Dollar/Yen Inches Lower Amid US Manufacturing News

The US Dollar (USD) fell against the Japanese Yen (JPY) on Monday, dragging the USDJPY to less than 111.50 following some key economic releases lately. The technical bias has turned bullish on four-hour and smaller timeframes because of a Higher High in the ongoing upward rally.

Technical Analysis

As of this writing, the pair is being traded near 111.36. A support may be noted near 111.36 which is a major horizontal support area as demonstrated in the following daily chart. A rebound from 111.36 will threaten the 112.00 resistance in short term.

On the upside, the pair is likely to face hurdle near 113.80, the swing high of the last major upside rally ahead of 114.00, the psychological number and then 114.44, the swing high of last month. The technical bias will remain bullish as long as the 107.83 support area is intact.

US Manufacturing Activity

Markit Economics’ preliminary manufacturing purchasing manager’s index (PMI) for April came in at 50.8. It was a lower-than-expected reading that marked the weakest improvement in business conditions since September 2009.

Economists had forecast a flash PMI of 52, according to Bloomberg, up from 51.5 in March.
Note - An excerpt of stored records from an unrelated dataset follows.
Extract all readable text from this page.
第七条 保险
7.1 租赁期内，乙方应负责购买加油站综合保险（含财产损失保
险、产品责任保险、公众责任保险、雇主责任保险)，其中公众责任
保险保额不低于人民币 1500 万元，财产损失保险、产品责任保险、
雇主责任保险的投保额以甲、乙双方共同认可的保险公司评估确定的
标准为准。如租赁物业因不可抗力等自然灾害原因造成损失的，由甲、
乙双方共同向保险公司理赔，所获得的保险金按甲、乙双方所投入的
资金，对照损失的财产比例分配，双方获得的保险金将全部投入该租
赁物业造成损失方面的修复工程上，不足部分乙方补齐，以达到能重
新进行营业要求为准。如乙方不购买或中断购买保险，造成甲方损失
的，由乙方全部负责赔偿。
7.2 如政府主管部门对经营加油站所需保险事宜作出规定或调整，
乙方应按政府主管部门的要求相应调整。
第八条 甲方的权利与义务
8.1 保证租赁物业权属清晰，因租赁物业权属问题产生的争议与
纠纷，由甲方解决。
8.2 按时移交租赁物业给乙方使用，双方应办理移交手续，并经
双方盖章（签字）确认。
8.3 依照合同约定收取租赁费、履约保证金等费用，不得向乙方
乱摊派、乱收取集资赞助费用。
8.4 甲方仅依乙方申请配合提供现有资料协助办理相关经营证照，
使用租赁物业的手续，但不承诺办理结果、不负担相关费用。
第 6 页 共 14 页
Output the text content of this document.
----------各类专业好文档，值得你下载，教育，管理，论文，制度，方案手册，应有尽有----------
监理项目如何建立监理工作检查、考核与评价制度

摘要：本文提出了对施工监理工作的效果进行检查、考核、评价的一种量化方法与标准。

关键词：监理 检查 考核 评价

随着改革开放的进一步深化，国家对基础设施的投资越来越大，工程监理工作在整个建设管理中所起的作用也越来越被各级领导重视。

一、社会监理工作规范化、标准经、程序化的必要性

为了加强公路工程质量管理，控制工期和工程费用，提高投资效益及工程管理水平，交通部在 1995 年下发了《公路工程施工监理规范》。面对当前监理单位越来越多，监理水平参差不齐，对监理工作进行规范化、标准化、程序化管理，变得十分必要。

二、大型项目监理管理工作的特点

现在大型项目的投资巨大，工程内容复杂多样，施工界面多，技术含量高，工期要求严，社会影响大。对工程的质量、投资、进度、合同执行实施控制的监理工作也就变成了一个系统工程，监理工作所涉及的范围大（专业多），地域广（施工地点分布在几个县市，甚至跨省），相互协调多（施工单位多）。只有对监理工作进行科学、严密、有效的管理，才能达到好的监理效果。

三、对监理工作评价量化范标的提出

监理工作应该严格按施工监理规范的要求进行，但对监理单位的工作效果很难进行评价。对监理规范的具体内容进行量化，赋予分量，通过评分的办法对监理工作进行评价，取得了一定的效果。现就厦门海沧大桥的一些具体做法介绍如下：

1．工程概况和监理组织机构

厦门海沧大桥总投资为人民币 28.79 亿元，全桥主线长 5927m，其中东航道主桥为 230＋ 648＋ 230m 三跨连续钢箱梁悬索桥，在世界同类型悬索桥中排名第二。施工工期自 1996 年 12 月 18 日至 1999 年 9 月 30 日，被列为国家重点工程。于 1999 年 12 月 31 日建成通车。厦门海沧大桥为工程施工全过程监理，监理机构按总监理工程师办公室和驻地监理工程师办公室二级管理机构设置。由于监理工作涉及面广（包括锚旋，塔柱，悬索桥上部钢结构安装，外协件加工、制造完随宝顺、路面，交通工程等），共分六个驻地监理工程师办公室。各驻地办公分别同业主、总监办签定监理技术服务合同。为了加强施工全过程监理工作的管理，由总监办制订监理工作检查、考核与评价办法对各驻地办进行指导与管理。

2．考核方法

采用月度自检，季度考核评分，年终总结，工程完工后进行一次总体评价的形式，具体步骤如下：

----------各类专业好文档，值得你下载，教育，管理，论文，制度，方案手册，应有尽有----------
Manufacturing employment gained at the weakest rate since June 2013. Production levels rose at the slowest pace in the survey’s six-and-a-half-year history. New-businesses growth was the most sluggish so far in 2016.

Trade Idea

Considering the overall technical and fundamental outlook, buying the pair around current levels could be a good strategy in short to medium term if we get a pullback near the 111.36 support area.